Yesterday saw the Bank of England increase interest rates for the fourteenth consecutive month, which will increase the cost of borrowing and will impact on tracker mortgages immediately, with borrowers seeing repayments rise overnight.
Jonathan Ashworth, chief economist at ACCA, said:
“The Bank of England raised interest rates by a quarter point to 5.25% – the highest since early 2008. There was a three-way split on the Monetary Policy Committee. Six members voted for a quarter point rise, two voted for a half point hike, while one continued to opt for unchanged policy. The committee noted that the current monetary policy stance was restrictive and suggested that future decisions would depend on developments in the data.
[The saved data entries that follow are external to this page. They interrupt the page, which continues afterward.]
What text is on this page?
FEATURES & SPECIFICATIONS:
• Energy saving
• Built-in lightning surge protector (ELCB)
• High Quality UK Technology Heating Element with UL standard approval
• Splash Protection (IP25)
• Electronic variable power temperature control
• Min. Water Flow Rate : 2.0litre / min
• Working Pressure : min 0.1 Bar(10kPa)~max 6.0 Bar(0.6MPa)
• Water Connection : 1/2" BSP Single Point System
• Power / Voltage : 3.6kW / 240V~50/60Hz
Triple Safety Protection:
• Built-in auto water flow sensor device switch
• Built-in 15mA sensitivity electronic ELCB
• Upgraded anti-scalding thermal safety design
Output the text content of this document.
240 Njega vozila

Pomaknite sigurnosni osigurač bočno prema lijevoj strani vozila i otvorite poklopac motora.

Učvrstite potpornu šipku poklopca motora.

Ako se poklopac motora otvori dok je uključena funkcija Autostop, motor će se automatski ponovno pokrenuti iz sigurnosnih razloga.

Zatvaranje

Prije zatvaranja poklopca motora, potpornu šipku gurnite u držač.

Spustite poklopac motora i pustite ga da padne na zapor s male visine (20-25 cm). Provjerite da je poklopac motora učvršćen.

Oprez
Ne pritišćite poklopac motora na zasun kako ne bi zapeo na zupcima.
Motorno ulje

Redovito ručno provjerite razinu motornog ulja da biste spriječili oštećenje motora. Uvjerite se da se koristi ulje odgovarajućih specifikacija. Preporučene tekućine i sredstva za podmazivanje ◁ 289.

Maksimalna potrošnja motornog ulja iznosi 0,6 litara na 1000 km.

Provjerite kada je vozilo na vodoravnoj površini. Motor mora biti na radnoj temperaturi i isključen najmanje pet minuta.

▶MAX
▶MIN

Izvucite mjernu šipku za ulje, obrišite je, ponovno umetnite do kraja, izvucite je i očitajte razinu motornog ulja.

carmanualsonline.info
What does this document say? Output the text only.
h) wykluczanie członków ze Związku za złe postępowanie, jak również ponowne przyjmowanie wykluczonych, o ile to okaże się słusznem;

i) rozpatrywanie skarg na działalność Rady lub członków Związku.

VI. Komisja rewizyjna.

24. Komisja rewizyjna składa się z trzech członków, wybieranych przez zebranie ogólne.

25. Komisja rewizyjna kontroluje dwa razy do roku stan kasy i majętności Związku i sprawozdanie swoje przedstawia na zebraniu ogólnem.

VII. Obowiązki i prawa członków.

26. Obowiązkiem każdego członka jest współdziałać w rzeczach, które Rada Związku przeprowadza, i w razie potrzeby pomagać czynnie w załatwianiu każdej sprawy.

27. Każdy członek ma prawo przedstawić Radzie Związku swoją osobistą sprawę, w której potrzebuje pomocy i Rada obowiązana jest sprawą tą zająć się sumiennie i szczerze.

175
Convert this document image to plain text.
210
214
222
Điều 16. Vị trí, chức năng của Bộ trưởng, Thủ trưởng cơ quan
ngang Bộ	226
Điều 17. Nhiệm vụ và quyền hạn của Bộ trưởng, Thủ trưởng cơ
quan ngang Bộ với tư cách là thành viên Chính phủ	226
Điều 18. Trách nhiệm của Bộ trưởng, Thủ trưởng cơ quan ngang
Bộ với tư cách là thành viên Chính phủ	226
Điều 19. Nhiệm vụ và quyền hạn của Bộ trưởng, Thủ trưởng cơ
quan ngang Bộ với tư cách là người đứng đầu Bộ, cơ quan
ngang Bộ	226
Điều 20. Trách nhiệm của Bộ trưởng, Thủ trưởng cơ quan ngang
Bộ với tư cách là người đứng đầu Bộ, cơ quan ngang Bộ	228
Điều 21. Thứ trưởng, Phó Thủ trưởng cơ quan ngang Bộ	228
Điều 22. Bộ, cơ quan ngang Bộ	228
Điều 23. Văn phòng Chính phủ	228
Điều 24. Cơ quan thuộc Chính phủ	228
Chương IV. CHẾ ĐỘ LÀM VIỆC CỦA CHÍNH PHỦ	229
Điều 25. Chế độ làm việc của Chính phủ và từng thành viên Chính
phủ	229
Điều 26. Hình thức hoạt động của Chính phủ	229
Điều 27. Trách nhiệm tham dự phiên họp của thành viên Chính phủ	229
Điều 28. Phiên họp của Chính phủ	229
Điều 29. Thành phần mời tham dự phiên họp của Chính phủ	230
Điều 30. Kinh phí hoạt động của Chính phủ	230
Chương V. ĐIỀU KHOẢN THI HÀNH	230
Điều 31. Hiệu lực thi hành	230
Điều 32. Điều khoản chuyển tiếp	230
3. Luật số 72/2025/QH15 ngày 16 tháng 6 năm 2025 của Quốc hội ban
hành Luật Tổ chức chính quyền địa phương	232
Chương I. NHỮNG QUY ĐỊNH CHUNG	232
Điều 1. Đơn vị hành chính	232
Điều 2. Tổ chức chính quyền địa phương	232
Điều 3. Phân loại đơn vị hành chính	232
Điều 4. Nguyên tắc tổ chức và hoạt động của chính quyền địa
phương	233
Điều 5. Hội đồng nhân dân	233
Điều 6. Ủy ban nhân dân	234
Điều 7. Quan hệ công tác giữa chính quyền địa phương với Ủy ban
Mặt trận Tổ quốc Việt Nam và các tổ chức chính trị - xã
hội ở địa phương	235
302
With inflation still elevated, the labour market tight, and underlying wage growth at record rates, the risk is for further monetary tightening at coming meetings.”
Lloyd Powell, head of ACCA Cymru/Wales, said:
“ACCA members in Wales are finding that sustainable sources of finance are increasingly difficult and time consuming to obtain. Many businesses are resorting to non-sustainable sources – such as expensive overdrafts or even using owners’ credit cards. This will be a concern if it continues, especially given today’s decision by the Bank of England to raise interest rates.
“Companies fail because they run out of cash not necessarily because they are unprofitable. Recently company insolvencies jumped to their highest level since January 2019. This just underlines the importance of businesses proactively seeking finance before the crisis hits.”